Again, these definitions coincide only if the deformed exponential, which is used to replace the original exponential function, fulfills the special product rule Equation (33).

This result underlines the fact that the particle–hole (in the vacuum particle–antiparticle) symmetry applies not only to the Boltzmannian statistics but is also a basic requirement for the generalized occupation number functions of energy, describing the statistics of elementary particles or other types of quantum excitations.

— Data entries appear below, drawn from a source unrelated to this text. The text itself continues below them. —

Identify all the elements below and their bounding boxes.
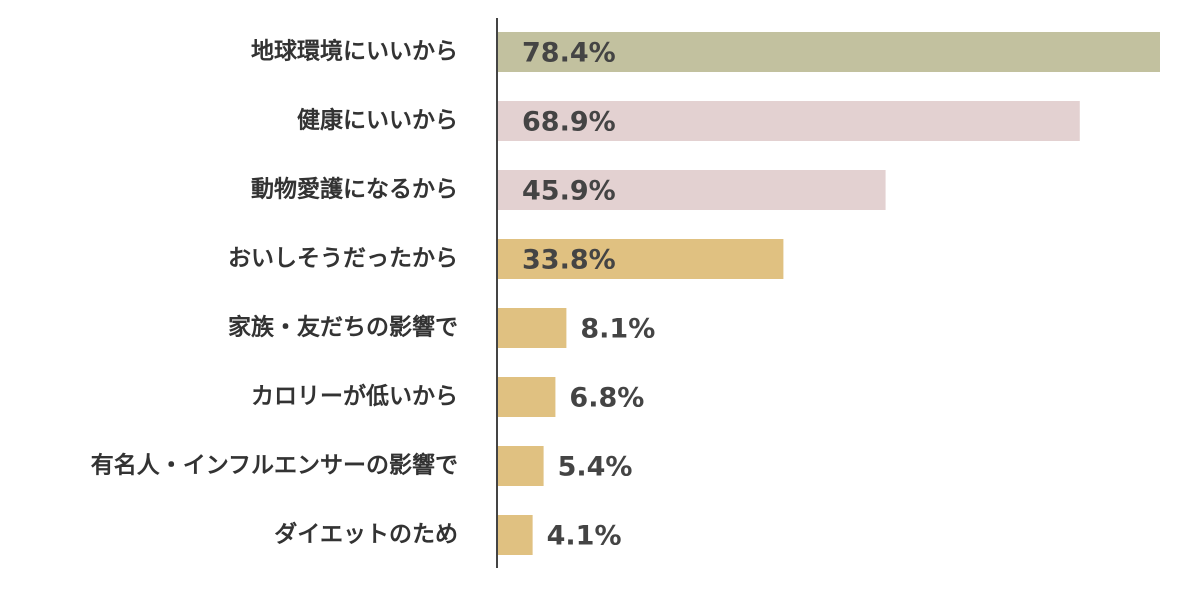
bar [498,32,1160,72]
category-label: 地球環境にいいから [251,38,458,65]
bar [498,446,544,486]
value-label: 8.1% [580,314,655,345]
category-label: 動物愛護になるから [251,176,458,203]
category-label: おいしそうだったから [228,246,458,272]
value-label: 4.1% [547,521,622,552]
category-label: 家族・友だちの影響で [228,314,458,341]
value-label: 45.9% [522,176,616,207]
bar [498,170,886,210]
category-label: 健康にいいから [297,107,458,134]
bar [498,377,556,417]
value-label: 78.4% [522,38,616,69]
value-label: 5.4% [558,452,633,483]
category-label: カロリーが低いから [251,383,458,410]
value-label: 33.8% [522,245,616,276]
bar [498,515,533,555]
bar [498,101,1080,141]
value-label: 6.8% [569,383,644,414]
category-label: ダイエットのため [274,521,458,548]
value-label: 68.9% [522,107,616,138]
category-label: 有名人・インフルエンサーの影響で [91,452,458,479]
bar [498,308,567,348]
bar [498,239,784,279]
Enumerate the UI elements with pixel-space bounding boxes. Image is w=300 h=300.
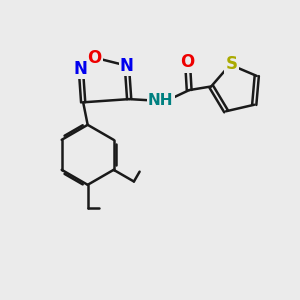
- Text: O: O: [181, 53, 195, 71]
- Text: O: O: [87, 49, 101, 67]
- Text: N: N: [74, 60, 88, 78]
- Text: S: S: [226, 55, 238, 73]
- Text: N: N: [120, 57, 134, 75]
- Text: NH: NH: [148, 93, 173, 108]
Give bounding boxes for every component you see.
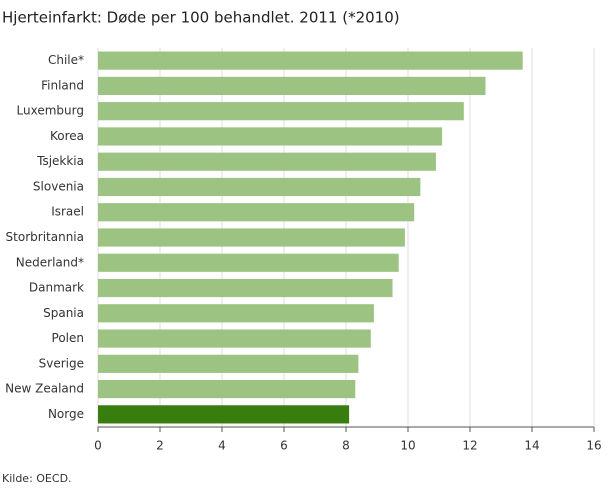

In conclusion, we selected a very particular property of Kaniadakis’ generalized exponential function, namely its reciprocial property upon reflection of its argument, Equation (33), and emphasized its relation to the particle–hole symmetry, known in quantum field theory and reflected in the KMS relation. We also presented a generalization of this function class maintaining this special property and related it to another construction based on the Tsallis type generalization of the exponential function. By doing so, a slight generalization of the phase space occupation number density statistics revealed that more general correlation functions also satisfy a KMS-type relation, when taking into account the change in the order of non-identical operators.